As the director described it in Bouzereau’s book: “She had a harness on. There were two eye rings in it and wires that led to two stakes on the beach [about 50 yards away]. Five crew were on one side and five crew on the other, and they basically pulled Susan. There was a ribbon hanging from the wire, and when it got to one of the stakes, they had to stop pulling and the other team took over and pulled the other way.

“What you didn’t want to have happen was for both teams to pull at the same time. For extra safety, she had the ability to quickly release the wire if something went wrong. It had to be perfectly choreographed to give the impression the shark was pulling her violently to the right and then immediately violently to the left.”

Susan Backlinie in 'Jaws'
Susan Backlinie in ‘Jaws’

Backlinie worked on the scene for three days in Martha’s Vineyard. “We would film anywhere from 6 or 7 in the morning until 9, because of the light,” she said in an interview last year. “I’ll tell you, I was exhausted at the end of the day.”

Because of her, people never went swimming in the ocean again.
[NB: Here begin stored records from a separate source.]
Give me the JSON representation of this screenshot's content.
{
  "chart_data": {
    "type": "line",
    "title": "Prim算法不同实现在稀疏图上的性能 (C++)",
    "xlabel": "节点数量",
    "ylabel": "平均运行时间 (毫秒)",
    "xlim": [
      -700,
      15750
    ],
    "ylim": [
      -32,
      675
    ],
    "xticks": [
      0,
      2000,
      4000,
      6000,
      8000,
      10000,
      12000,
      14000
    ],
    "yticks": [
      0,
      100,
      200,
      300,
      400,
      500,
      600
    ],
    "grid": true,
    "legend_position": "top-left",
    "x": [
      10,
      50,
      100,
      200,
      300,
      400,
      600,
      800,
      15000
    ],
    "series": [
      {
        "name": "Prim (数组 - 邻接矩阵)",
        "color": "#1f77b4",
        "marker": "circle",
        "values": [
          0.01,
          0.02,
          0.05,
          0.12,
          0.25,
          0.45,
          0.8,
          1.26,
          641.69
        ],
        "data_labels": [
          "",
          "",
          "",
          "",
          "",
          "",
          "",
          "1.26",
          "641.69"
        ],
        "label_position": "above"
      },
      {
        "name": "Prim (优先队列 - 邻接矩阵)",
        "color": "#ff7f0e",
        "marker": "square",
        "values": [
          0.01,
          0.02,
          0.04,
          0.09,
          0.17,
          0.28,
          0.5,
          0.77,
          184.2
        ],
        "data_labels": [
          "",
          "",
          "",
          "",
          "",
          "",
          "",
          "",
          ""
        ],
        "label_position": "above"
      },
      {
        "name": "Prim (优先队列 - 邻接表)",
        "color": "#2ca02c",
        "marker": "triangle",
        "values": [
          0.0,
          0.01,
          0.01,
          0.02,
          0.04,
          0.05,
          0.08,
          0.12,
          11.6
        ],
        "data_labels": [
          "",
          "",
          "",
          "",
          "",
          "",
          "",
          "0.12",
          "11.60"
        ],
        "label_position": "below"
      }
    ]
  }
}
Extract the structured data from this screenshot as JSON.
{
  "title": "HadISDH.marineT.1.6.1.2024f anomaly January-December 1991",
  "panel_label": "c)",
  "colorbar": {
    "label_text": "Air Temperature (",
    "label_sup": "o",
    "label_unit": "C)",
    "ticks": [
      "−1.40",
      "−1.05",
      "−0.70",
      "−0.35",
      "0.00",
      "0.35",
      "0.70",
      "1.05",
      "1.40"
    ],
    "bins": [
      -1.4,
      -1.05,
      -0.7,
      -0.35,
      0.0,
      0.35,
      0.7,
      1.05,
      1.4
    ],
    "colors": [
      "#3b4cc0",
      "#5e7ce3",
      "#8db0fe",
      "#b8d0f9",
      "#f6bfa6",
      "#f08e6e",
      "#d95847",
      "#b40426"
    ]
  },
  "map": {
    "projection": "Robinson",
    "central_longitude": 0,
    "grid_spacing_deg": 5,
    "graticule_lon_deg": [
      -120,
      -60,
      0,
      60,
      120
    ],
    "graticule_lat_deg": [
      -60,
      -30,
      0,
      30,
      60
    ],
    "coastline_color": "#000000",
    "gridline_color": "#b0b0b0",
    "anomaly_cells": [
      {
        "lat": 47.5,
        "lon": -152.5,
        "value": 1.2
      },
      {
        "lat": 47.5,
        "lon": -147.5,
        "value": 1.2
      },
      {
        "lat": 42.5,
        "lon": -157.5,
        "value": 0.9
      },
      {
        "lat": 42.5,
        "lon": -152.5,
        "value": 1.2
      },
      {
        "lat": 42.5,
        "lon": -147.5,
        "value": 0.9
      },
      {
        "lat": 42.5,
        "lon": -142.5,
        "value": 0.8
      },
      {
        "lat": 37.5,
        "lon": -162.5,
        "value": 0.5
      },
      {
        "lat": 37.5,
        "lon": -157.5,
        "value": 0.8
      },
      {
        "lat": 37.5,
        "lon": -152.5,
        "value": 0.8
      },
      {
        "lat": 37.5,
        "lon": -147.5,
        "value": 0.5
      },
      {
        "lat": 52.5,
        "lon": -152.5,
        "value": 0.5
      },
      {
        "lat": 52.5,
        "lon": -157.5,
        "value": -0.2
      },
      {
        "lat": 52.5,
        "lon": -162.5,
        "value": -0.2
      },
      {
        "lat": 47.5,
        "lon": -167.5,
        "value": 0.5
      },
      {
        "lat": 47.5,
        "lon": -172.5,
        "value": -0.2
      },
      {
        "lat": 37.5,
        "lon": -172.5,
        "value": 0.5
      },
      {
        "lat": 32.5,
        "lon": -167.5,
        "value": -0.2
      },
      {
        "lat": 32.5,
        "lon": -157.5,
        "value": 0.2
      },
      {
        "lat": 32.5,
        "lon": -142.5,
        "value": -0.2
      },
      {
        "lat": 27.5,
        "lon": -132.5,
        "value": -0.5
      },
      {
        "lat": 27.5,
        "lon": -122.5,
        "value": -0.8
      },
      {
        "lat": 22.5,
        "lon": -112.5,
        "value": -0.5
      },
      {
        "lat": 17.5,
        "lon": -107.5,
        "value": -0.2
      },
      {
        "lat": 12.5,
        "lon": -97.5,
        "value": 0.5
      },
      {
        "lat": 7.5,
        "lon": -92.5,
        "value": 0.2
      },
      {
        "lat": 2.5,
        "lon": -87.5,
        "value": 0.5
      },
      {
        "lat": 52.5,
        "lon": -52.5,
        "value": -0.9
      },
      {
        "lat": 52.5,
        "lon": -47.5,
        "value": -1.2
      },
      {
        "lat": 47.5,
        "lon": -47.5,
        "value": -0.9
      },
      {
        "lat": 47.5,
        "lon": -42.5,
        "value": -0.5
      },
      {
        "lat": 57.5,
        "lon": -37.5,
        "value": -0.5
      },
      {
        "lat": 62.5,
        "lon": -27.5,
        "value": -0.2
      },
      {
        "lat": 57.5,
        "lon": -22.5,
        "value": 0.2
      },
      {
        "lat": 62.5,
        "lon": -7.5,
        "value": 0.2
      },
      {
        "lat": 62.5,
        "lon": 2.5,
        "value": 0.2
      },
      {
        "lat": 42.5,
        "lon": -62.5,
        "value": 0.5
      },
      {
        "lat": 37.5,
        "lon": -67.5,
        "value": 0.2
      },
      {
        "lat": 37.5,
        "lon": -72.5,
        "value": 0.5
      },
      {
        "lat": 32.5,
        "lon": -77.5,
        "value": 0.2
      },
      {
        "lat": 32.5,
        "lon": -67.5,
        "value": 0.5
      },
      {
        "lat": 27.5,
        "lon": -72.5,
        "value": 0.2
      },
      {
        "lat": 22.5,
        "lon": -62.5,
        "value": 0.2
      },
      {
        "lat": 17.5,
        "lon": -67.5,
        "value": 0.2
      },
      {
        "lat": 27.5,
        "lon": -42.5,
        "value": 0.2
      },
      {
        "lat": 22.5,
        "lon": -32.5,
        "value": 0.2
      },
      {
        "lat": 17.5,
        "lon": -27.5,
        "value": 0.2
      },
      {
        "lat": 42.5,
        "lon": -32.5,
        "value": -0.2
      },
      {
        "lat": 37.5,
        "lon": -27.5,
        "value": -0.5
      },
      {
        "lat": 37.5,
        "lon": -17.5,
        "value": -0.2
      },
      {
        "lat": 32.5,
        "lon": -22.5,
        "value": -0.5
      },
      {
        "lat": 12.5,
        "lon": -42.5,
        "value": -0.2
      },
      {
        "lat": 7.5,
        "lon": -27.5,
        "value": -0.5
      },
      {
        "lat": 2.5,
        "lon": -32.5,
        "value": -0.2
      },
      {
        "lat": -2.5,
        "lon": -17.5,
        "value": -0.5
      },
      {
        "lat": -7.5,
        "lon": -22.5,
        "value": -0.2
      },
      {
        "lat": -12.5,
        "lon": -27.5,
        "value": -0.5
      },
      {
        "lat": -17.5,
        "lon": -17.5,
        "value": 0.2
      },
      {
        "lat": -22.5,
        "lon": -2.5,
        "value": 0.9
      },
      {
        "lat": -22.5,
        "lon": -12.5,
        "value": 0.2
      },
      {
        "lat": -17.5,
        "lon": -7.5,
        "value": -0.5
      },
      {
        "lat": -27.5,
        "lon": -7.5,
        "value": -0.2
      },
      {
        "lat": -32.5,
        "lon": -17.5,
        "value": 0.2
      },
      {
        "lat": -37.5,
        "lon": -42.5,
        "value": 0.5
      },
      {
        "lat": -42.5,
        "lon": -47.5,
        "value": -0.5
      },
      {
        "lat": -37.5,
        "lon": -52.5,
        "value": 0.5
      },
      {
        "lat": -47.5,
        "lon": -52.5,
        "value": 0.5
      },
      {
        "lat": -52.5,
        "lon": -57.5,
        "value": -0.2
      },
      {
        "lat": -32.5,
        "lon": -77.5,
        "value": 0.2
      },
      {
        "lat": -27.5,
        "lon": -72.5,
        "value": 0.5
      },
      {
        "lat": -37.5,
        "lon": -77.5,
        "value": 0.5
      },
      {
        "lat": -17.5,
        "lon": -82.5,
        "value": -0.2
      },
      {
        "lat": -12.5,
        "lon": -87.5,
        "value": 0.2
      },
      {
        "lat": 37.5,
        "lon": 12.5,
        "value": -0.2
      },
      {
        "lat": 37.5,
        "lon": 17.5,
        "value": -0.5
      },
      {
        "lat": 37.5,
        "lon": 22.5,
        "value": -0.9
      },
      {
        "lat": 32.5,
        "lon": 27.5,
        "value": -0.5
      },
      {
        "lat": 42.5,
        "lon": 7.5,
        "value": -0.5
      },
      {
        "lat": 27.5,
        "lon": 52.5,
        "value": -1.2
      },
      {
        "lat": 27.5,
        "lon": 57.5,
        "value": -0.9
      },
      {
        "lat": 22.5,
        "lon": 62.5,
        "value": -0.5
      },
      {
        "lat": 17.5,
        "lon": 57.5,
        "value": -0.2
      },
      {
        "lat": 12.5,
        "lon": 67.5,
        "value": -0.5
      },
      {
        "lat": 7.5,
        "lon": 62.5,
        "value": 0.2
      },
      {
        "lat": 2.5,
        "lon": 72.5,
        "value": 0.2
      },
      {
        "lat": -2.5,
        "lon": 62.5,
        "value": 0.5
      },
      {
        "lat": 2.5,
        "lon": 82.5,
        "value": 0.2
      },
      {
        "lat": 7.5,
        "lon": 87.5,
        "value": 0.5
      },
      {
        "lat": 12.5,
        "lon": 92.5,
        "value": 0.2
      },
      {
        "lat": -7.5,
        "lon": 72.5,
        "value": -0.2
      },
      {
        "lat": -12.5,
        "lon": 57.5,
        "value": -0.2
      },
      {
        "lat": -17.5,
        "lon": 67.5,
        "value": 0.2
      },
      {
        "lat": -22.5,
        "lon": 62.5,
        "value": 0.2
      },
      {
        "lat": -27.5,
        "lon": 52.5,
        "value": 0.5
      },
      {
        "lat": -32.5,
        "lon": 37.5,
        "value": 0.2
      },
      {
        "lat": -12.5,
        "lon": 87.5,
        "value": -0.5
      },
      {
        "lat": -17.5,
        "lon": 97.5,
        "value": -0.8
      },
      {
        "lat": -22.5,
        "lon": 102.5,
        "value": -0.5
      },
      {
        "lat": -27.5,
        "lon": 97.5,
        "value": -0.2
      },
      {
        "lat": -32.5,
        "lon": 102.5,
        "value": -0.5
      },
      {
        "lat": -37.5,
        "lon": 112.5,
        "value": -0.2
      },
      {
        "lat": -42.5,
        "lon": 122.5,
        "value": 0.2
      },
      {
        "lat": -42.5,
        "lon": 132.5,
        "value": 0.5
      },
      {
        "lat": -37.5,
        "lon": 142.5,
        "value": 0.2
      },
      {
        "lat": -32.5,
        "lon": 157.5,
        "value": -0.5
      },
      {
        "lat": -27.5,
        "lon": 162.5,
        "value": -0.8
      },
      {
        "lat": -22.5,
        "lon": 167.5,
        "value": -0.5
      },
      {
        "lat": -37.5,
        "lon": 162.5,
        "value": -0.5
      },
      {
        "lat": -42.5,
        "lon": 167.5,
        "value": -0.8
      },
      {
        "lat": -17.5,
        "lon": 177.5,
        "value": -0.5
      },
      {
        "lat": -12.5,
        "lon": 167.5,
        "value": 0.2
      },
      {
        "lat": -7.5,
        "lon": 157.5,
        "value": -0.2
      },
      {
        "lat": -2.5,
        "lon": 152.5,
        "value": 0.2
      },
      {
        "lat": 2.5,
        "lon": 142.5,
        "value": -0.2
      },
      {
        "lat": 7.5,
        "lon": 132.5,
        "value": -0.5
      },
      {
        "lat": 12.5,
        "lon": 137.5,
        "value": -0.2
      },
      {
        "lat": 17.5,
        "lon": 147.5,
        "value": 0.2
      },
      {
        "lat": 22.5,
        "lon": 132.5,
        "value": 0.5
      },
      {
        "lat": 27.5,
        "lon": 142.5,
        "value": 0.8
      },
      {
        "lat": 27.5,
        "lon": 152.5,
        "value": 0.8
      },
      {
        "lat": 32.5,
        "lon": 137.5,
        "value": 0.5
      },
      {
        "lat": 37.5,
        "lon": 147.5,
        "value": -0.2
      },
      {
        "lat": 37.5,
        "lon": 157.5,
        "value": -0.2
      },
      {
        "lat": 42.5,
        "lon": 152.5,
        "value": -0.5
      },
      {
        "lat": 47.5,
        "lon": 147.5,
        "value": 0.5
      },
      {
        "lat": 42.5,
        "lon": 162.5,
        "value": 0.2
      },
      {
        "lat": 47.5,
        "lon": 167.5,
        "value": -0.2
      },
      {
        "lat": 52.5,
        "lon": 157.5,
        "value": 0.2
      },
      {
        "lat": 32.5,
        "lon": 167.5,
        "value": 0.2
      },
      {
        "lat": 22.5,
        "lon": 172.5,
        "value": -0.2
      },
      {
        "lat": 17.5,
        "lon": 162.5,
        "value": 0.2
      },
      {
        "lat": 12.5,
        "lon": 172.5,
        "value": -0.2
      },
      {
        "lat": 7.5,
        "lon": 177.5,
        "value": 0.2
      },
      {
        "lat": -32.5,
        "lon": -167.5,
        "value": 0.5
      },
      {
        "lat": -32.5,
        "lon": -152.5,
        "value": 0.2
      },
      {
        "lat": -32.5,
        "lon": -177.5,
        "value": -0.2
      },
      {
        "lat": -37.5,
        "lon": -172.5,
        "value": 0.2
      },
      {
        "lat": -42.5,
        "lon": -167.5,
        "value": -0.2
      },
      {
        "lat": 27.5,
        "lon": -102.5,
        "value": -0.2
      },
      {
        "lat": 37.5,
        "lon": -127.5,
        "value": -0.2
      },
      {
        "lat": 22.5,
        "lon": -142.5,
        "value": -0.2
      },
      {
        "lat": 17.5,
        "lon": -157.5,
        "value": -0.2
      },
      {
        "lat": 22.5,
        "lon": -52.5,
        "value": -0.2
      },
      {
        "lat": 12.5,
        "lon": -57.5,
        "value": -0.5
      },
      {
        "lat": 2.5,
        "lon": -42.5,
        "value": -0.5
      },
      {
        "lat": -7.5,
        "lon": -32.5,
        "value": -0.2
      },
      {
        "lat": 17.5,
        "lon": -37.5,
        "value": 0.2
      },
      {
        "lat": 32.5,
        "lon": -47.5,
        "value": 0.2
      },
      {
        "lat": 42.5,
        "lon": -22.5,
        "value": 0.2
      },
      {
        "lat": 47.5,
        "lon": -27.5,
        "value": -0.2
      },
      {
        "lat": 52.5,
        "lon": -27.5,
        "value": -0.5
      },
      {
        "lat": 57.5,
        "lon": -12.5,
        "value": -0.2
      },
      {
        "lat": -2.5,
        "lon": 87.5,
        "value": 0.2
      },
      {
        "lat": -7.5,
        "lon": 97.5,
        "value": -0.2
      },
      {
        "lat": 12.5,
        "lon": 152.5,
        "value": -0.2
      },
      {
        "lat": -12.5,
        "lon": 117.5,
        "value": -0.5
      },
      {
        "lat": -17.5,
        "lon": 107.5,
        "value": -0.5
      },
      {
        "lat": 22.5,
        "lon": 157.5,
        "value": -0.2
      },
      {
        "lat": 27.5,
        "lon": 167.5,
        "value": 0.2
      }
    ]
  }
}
Born on Sept. 1, 1946, Backlinie and her family moved from Washington to West Palm Beach, Florida, when she was 10. She was a cheerleader and state swimming champion at Forest Hill High School; after graduating in 1964, she attended nursing school for a year.

According to the Post, she swam as a mermaid at the Weeki Wachee Springs tourist attraction in Florida and worked with wild animals in Miami at Ivan Tors Studios, home of Flipper on NBC. On a national tour with Tors, she shared a stage with Gentle Ben, the bear who would star on the 1967-69 CBS series with Dennis Weaver and Clint Howard.

Backlinie was shooting on location with a tiger in Canada when the Jaws staff found her. She told Spielberg: “If you use me, you could get close-ups during the stunt itself. If you use an actress, she’ll have to hide her face.’”

In the 2010 TV documentary Jaws: The Inside Story, she said that during her scene, “as I would feel my hips go to one side, I would just throw my arms in the opposite direction as hard as I could.

“I also had a pair of fins on because when they would pull me to one side, I would go under, so I had to kick with all my strength to stay above the water. It took a lot of energy, but I was in pretty good shape back then.” Between takes, Spielberg was in an inner tube beside her.

Jaws would mark her first movie appearance. Backlinie went back into the water naked and in the dark for Spielberg in 1941 (1979) — there was that ominous music again — only this time she encountered a Japanese submarine.

Backlinie also appeared in Two-Minute Warning (1976), A Stranger in the Forest (1976), Day of the Animals (1977) — she was an animal trainer on that as well — The Great Muppet Caper (1981) and a 1982 episode of The Fall Guy before retiring from stunt work.

She and her husband, Harvey, lived on a houseboat in Ventura.